Let me try to say this in another way. Experience has shown us again
and again that very very few people are capable of writing correct
code that uses atomic operations. Go has strong support for
concurrent programming, and we want to give people the tools they need
to give them a fighting chance to write that code correctly without
handcuffing them so much that they look for escape clauses. Those
tools are channels and mutexes, and supporting functionality like
sync.Once and sync.WaitGroup. Encourating people to use atomic
operations like the functions in sync/atomic is not giving people the
tools they need: most people who use those functions will write code
that does not work as they expect. If we had thought of internal
packages when we added the sync/atomic package, perhaps we would have
used that. Now we can't remove the package because of the Go 1
guarantee. But it's not particularly important to carefully specify
how the package behaves, because rule 1 is that you shouldn't use it.
And rule 2 is that if you think you might want to use it, see rule 1.

Ian

[Wedson Almeida Filho]

On Sat, Oct 11, 2014 at 10:22 AM, Ian Lance Taylor <ia...@golang.org> wrote:

> Is that a good enough reason to update the doc?

No.

Let me try to say this in another way.  Experience has shown us again
and again that very very few people are capable of writing correct
code that uses atomic operations.  Go has strong support for
concurrent programming, and we want to give people the tools they need
to give them a fighting chance to write that code correctly without
handcuffing them so much that they look for escape clauses.  Those
tools are channels and mutexes, and supporting functionality like
sync.Once and sync.WaitGroup.  Encourating people to use atomic
operations like the functions in sync/atomic is not giving people the
tools they need: most people who use those functions will write code
that does not work as they expect.  If we had thought of internal
packages when we added the sync/atomic package, perhaps we would have
used that.  Now we can't remove the package because of the Go 1
guarantee.  But it's not particularly important to carefully specify
how the package behaves, because rule 1 is that you shouldn't use it.
And rule 2 is that if you think you might want to use it, see rule 1.

We are in agreement wrt giving people the tools they need.
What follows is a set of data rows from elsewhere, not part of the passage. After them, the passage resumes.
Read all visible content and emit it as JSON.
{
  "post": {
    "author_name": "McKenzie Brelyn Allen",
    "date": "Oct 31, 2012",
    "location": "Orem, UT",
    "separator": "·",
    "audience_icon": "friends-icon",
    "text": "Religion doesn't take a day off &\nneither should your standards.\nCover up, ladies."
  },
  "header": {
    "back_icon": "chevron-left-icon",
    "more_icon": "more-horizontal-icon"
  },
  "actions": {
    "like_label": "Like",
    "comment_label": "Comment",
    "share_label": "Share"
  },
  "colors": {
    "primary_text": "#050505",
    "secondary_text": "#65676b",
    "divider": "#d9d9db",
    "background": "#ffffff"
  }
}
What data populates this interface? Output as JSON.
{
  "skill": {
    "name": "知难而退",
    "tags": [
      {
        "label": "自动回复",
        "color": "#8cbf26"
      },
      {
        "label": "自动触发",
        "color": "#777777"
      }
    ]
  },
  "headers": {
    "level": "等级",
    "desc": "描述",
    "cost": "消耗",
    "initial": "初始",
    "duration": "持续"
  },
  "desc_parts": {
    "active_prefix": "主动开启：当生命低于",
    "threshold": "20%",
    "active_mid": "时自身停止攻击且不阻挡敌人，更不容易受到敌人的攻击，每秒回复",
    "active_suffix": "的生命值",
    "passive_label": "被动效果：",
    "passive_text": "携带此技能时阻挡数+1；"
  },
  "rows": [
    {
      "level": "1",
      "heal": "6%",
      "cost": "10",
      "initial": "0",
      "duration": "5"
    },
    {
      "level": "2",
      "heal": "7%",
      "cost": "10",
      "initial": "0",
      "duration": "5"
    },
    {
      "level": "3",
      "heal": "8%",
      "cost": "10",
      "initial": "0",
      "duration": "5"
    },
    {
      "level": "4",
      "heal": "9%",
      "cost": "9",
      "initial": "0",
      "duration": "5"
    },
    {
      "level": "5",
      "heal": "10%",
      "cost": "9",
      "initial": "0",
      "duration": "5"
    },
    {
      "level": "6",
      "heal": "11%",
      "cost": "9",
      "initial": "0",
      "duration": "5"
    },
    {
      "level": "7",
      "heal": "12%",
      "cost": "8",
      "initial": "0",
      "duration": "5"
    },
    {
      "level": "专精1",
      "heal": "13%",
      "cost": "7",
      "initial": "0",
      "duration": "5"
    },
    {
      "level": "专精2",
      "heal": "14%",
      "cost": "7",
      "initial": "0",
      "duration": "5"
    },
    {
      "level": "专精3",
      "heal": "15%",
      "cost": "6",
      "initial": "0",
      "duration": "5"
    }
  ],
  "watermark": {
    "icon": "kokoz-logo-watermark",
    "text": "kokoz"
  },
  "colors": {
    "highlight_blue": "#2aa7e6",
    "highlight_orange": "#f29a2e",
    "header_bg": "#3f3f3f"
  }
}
I'm not arguing for people to use atomics instead of channels and primitives in sync.

I'm arguing for proper documentation of an exported package. I'd also see deprecating or making it private as a step forward.

People are using sync/atomic with expectations that you may or may not want to support in the future, see the start of this thread for an example. My own expectation was that it was only an atomic package, so plain load/stores could be made more performant than they currently are. My point being that I don't see underspecifying it as a way to discourage its use, but rather as a way to have people make their owns assumptions about it, which might be quite different from your own.